Bir de şu realitenin altını çizmek istiyorum. Sayın Cumhurbaşkanı aday gösterirken iyi, demokrat oluyor da, başarısızlık performans düşüklüğü gördüğü için istifa ediyor diye demokrasiye aykırı demek çok hakkaniyetli bir yaklaşım değil. Bir kişi başarısızsa ona dersini halk verir başka birisi vermez. Başarısını halktan alacak, yetkiyi halktan alıyor, halka hizmet için alıyor. Verdiği sözü tutmuyorsa halk onu iktidardan indirecek bu kadar basit.


Biz neden İYİ Partiyle işbirliği yaptık? Demokrasi için. Neden İYİ Partiyle işbirliği yaptık? Ülkemizin demokrasi kültürünü geliştirmek için. Bireysel bir çıkarımız var mı? Hiçbir bireysel çıkarımız yok. Peki derdimiz ne? Derdimiz huzur içinde birlikte yaşayan, birlikte demokrasiyi savunan bir toplum. Daha güzel bir Türkiye'yi inşa etmek için mücadele eden bir toplum. Asıl amacımız bu. Gerilimden kavgadan bıktık. Televizyona çıkıp ağza alınmayacak her türlü şeyleri söylüyorlar, her türlü şeyi. Ama ben milletin ferasetine güveniyorum, ben milletin engin deneyimine güveniyorum. Bu seçimler gerçekten de bizim demokrasi tarihimiz açısından bir milat olacak. Güzel şeyler olacak, güzel şeyler yapacak halkımız bütün bu gerçekleri görüyor, bütün bu gerçekleri biliyor.

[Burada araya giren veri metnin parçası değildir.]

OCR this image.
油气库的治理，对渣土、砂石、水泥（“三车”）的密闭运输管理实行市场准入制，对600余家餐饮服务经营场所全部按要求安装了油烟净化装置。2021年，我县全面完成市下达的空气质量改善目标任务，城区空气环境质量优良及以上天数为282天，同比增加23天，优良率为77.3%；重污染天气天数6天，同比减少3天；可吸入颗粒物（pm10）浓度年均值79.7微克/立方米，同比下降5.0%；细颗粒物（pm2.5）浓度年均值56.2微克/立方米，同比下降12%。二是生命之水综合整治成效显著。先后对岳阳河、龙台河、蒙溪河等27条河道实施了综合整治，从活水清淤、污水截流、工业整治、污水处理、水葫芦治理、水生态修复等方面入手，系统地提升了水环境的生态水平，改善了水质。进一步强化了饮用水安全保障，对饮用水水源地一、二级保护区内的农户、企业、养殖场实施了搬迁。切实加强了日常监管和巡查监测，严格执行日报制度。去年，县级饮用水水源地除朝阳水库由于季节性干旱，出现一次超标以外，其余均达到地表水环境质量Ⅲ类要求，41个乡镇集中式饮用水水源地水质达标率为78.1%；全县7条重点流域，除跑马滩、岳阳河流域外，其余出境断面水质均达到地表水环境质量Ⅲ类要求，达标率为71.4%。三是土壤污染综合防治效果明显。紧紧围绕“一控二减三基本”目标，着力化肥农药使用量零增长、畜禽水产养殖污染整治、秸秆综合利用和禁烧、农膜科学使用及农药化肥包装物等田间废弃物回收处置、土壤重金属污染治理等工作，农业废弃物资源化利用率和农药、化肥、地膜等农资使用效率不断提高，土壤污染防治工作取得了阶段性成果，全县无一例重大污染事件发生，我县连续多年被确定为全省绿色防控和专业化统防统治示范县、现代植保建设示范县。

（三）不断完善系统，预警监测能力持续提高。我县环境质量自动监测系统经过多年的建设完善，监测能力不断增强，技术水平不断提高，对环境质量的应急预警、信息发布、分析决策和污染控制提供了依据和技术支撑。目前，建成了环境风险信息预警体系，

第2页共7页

Biz Mevlana’nın kültürünü her yerde savunacağız. Mevlana ne diyor biliyor musunuz, çıkardım bir cümleyi, “Sesini değil sözünü yükselt” diyor. “Yağmurlardır yaprakları büyüten gök gürültüsü değil” diyor. Ne kadar güzel değil mi? Yaprakları büyüten yağmurlardır diyor, gök gürültüsü yaprağı büyütmez diyor. O zaman bizler o engin Anadolu kültürünün bir parçası olarak siyasetimizi de bu anlayışla yapacağız ve götüreceğiz. Hiç kimseyle kavga etmeden, hiç kimseyi ötekileştirmeden.
Ben AK Partiye oy veren vatandaşlarıma da, MHP’ye oy veren vatandaşlarıma da seslenmek isterim. Bizim siyaset anlayışımız iktidara geldikten sonra ister yerelde, ister Türkiye genelinde hiç kimseyi ötekileştirmeyiz. Herkese hizmet etmek bizim temel kültürümüzde vardır zaten, demokrasi geleneğimizde vardır.
O nedenle biz Antalya’ya da yeni bir sayfanın açılmasını, Antalyalıların seçtiği kişinin Antalya’yı yönetmesini, Ankara’dan alınan talimatlarla rant paylaşımına izin verilmemesini istiyoruz. Onun için her yerde ve her koşulda Büyükşehir için Muhittin Böcek diyoruz.
Efendim hepinize en içten selamlarımı, saygılarımı sunuyorum, sağ olun, var olun diyorum. Biraz sonra başkanın tanıtımı olacak, sizler gibi ben de büyük bir ilgiyle izleyeceğim. Sağ olun, var olun.